Corticoterapia TPP: Betametasona 12mg IM 2 doses, 24h intervalo, entre 24-34 semanas. Efeito máximo >24h, dura 7d.

Resumo-Chave

A corticoterapia pré-natal com betametasona é crucial para a maturação pulmonar fetal e redução de morbimortalidade neonatal em TPP. O esquema de 2 doses de 12mg IM com intervalo de 24h é o mais recomendado, com janela de ação bem definida.

Contexto Educacional

O trabalho de parto prematuro (TPP), definido como o parto antes da 37ª semana de gestação, é a principal causa de morbimortalidade neonatal. A prevenção é desafiadora devido à etiologia multifatorial. A assistência adequada visa prolongar a gestação e otimizar a condição fetal, sendo a corticoterapia pré-natal um pilar fundamental para a maturação pulmonar e redução de complicações como síndrome do desconforto respiratório, hemorragia intraventricular e enterocolite necrosante. A administração de corticosteroides, como a betametasona, segue um protocolo rigoroso de dose e tempo. A betametasona 12 mg IM em duas doses com intervalo de 24 horas é o esquema mais estudado e eficaz, com efeito máximo após 24 horas da primeira dose e duração de 7 dias. É crucial que essa terapia seja iniciada entre 24 e 34 semanas de gestação. Outras intervenções incluem o uso de uterolíticos para inibir as contrações e o sulfato de magnésio para neuroproteção fetal, quando indicado. O manejo do TPP exige uma avaliação cuidadosa da idade gestacional, vitalidade fetal e condições maternas. A decisão sobre a interrupção da gestação ou a manutenção da tocólise deve considerar os riscos e benefícios para mãe e feto. A atenção terciária é frequentemente necessária para o TPP precoce, garantindo acesso a recursos especializados para o recém-nascido prematuro.

Perguntas Frequentes

Qual o esquema de corticoterapia recomendado para maturação pulmonar fetal no TPP?
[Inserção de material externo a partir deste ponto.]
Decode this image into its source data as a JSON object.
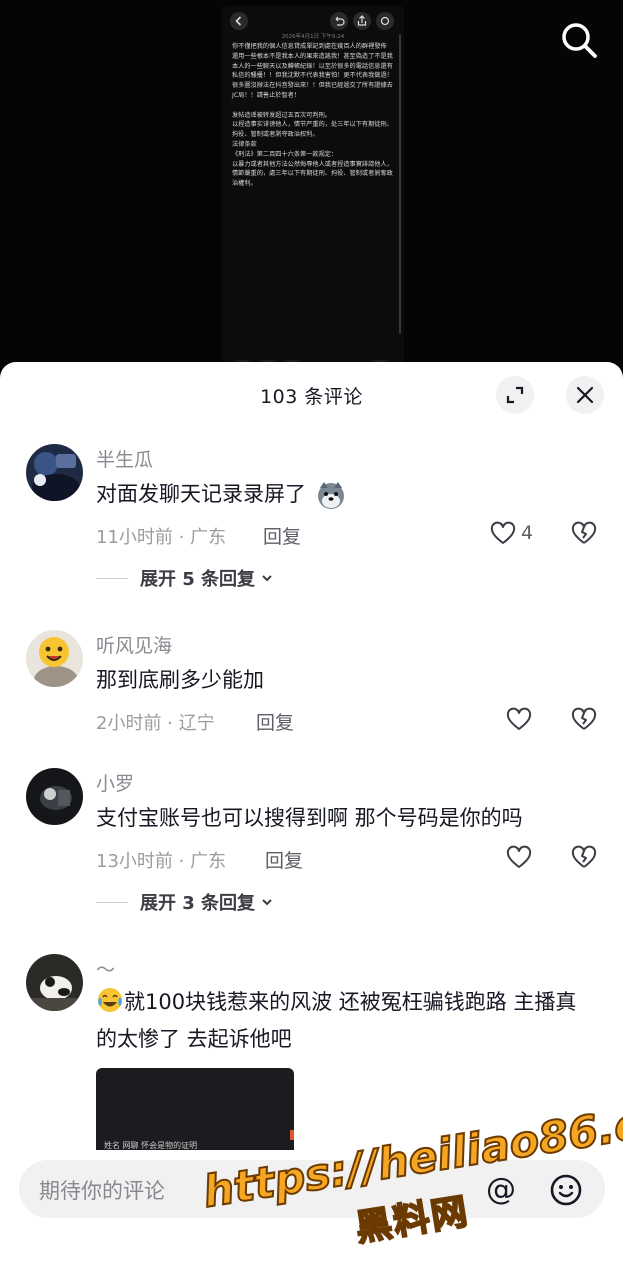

O esquema recomendado é a betametasona, 12 mg por via intramuscular, em duas doses com intervalo de 24 horas entre elas. Alternativamente, pode-se usar dexametasona, 6 mg por via intramuscular, em quatro doses com intervalo de 12 horas.

Em qual período gestacional a corticoterapia é mais indicada no TPP?

A corticoterapia é recomendada entre a 24ª e a 34ª semana de gestação para gestantes com risco de parto prematuro. Em casos selecionados, pode ser considerada até 36 semanas e 6 dias.

Quais são os principais uterolíticos utilizados no manejo do TPP?

Os principais uterolíticos incluem agonistas beta-adrenérgicos (terbutalina), bloqueadores do canal de cálcio (nifedipino) e antagonistas do receptor de ocitocina (atosiban). Inibidores da síntese de prostaglandinas (indometacina) também são usados, mas com restrições.